Post Bag #1

As some of you know, I work as a postman for Royal Mail. Recently I have had to field a few questions on twitter about Royal Mail, and so I thought I’d use this blog to dispel a few myths and maybe solve some of your problems. I can’t help with specific problems such as “where’s my letter?”, but I may be able to help with general questions. And any comments I make are purely my own views, I may work for Royal Mail, but I don’t represent them here. My comments have not been endorsed by them. And in case you’re concerned, I won’t say anything here that I wouldn’t say to my manager or any one else connected with the company, including the chairman.

And so to the first question…


Why did my postman leave a docket? Why didn’t he leave the [insert item] with a neighbour/under the flower pot/in the shed or sign for it himself?

Now this is a question we regularly get asked. Trust me, we don’t take stuff back to the Delivery Office for fun or just to annoy you (honest!). It means we have to carrying it longer, and believe me, we want to get rid of as much stuff from our bags as quickly as we can.

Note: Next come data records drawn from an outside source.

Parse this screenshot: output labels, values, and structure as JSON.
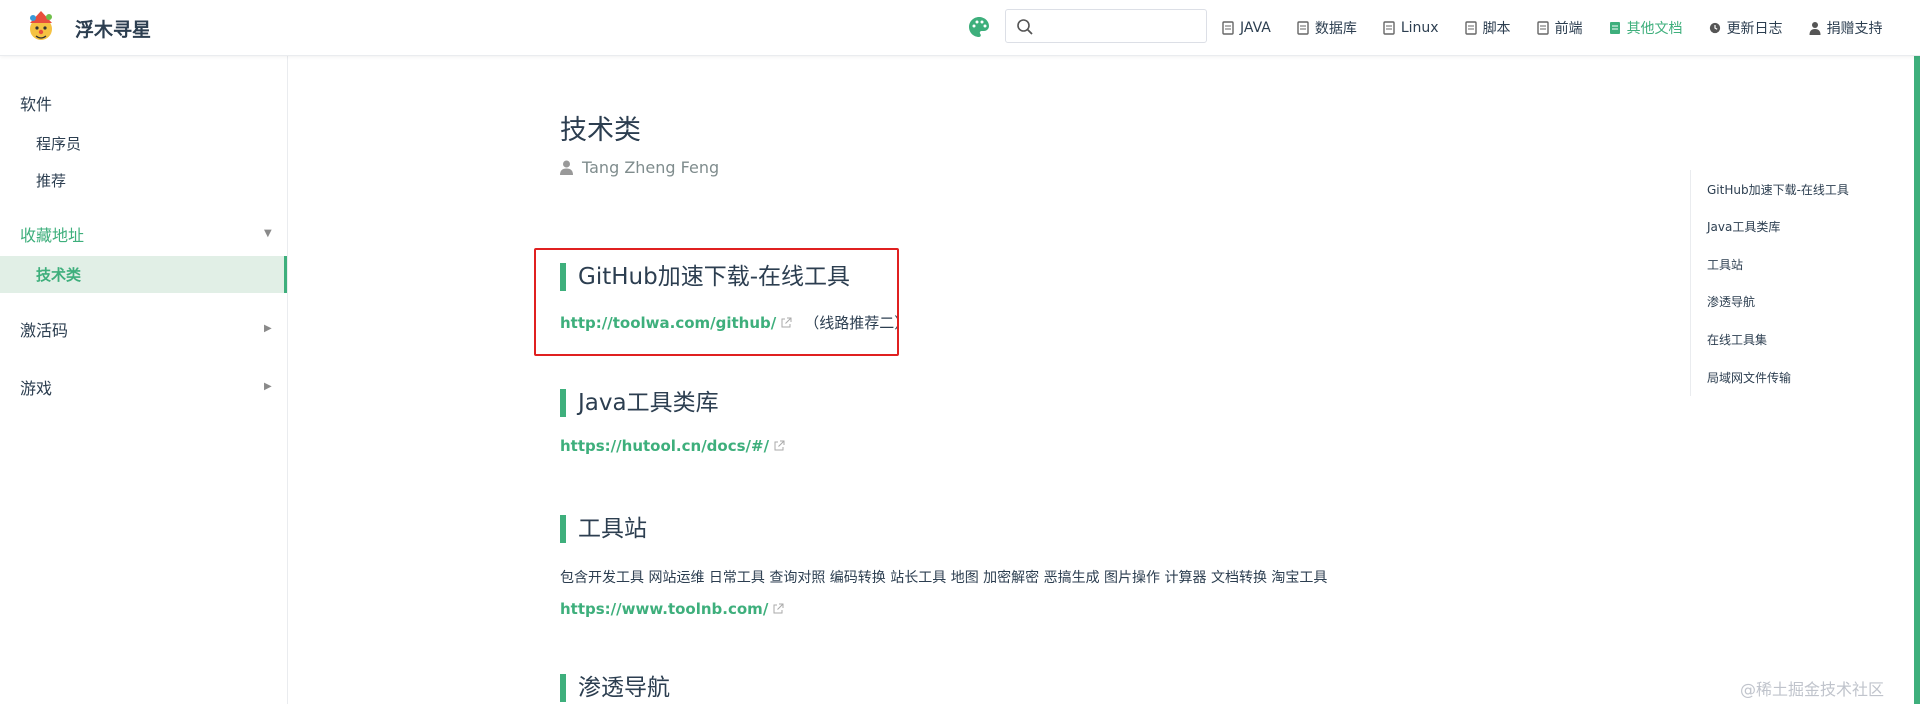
{
  "navbar": {
    "site_name": "浮木寻星",
    "search": {
      "placeholder": "",
      "value": ""
    },
    "links": [
      {
        "label": "JAVA",
        "icon": "doc-icon",
        "active": false
      },
      {
        "label": "数据库",
        "icon": "doc-icon",
        "active": false
      },
      {
        "label": "Linux",
        "icon": "doc-icon",
        "active": false
      },
      {
        "label": "脚本",
        "icon": "doc-icon",
        "active": false
      },
      {
        "label": "前端",
        "icon": "doc-icon",
        "active": false
      },
      {
        "label": "其他文档",
        "icon": "doc-icon",
        "active": true
      },
      {
        "label": "更新日志",
        "icon": "clock-icon",
        "active": false
      },
      {
        "label": "捐赠支持",
        "icon": "user-icon",
        "active": false
      }
    ]
  },
  "sidebar": {
    "groups": [
      {
        "heading": "软件",
        "items": [
          "程序员",
          "推荐"
        ]
      },
      {
        "heading": "收藏地址",
        "items": [
          "技术类"
        ],
        "active": true
      },
      {
        "heading": "激活码",
        "items": []
      },
      {
        "heading": "游戏",
        "items": []
      }
    ]
  },
  "main": {
    "title": "技术类",
    "author": "Tang Zheng Feng",
    "sections": [
      {
        "heading": "GitHub加速下载-在线工具",
        "link": "http://toolwa.com/github/",
        "note": "（线路推荐二）"
      },
      {
        "heading": "Java工具类库",
        "link": "https://hutool.cn/docs/#/"
      },
      {
        "heading": "工具站",
        "desc": "包含开发工具 网站运维 日常工具 查询对照 编码转换 站长工具 地图 加密解密 恶搞生成 图片操作 计算器 文档转换 淘宝工具",
        "link": "https://www.toolnb.com/"
      },
      {
        "heading": "渗透导航"
      }
    ]
  },
  "toc": [
    "GitHub加速下载-在线工具",
    "Java工具类库",
    "工具站",
    "渗透导航",
    "在线工具集",
    "局域网文件传输"
  ],
  "watermark": "@稀土掘金技术社区",
  "colors": {
    "accent": "#3eaf7c",
    "highlight": "#e02020"
  }
}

So why do we do it? Because we have to.

We regularly have to sign a piece of paper entitled “Safeguarding the Mail” to say we acknowledge the fact that we are responsible for all mail that we take out on delivery until it has been delivered through the letter box or into your grubby little hand, or returned to the Delivery Office. If we leave an item with a neighbour or in the shed, and it goes missing, we are responsible for it.

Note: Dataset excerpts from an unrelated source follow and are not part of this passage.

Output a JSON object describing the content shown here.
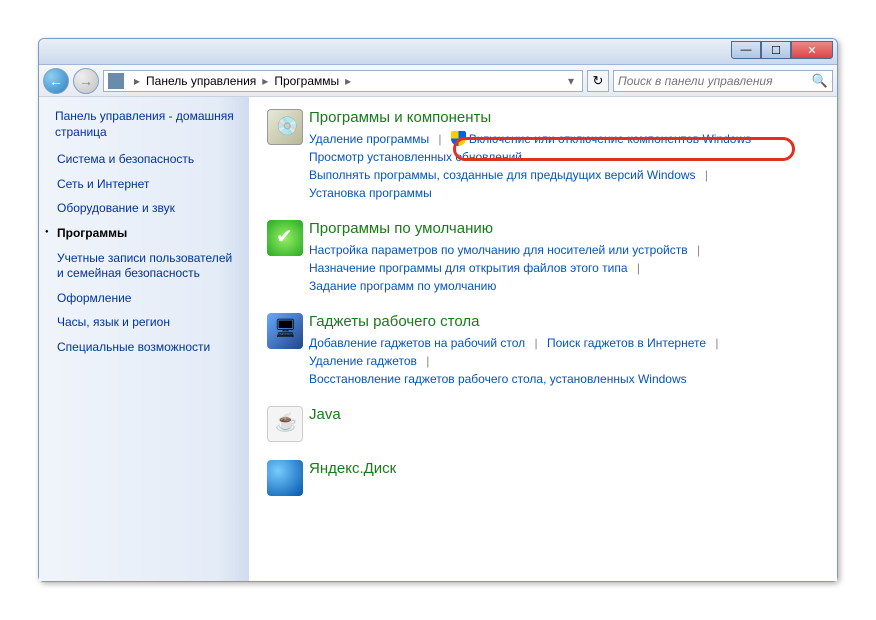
{
  "breadcrumb": {
    "root": "Панель управления",
    "current": "Программы"
  },
  "search": {
    "placeholder": "Поиск в панели управления"
  },
  "sidebar": {
    "home": "Панель управления - домашняя страница",
    "items": [
      "Система и безопасность",
      "Сеть и Интернет",
      "Оборудование и звук",
      "Программы",
      "Учетные записи пользователей и семейная безопасность",
      "Оформление",
      "Часы, язык и регион",
      "Специальные возможности"
    ]
  },
  "sections": {
    "programs": {
      "title": "Программы и компоненты",
      "l1": "Удаление программы",
      "l2": "Включение или отключение компонентов Windows",
      "l3": "Просмотр установленных обновлений",
      "l4": "Выполнять программы, созданные для предыдущих версий Windows",
      "l5": "Установка программы"
    },
    "defaults": {
      "title": "Программы по умолчанию",
      "l1": "Настройка параметров по умолчанию для носителей или устройств",
      "l2": "Назначение программы для открытия файлов этого типа",
      "l3": "Задание программ по умолчанию"
    },
    "gadgets": {
      "title": "Гаджеты рабочего стола",
      "l1": "Добавление гаджетов на рабочий стол",
      "l2": "Поиск гаджетов в Интернете",
      "l3": "Удаление гаджетов",
      "l4": "Восстановление гаджетов рабочего стола, установленных Windows"
    },
    "java": {
      "title": "Java"
    },
    "yandex": {
      "title": "Яндекс.Диск"
    }
  }
}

Likewise, if we were to either sign for a item or get a neighbour to sign for it, you could easily say it was never delivered. And because the signature wouldn’t be yours, we wouldn’t have any proof that it was delivered.

So by not doing these things, the postman is actually covering his own back in case something goes wrong. Conversely, if he did it, and got found out, his job would be at risk. And yes, postmen and women have lost their jobs for this.

We know it’s not always convenient for you to travel to the Delivery Office to collect an item, but remember, we don’t do it because we want to annoy you. We do it because we have to.

And if by some chance you have a postman who is prepared to risk his job by helping you out in this way, thank him. And definitely don’t tell his boss!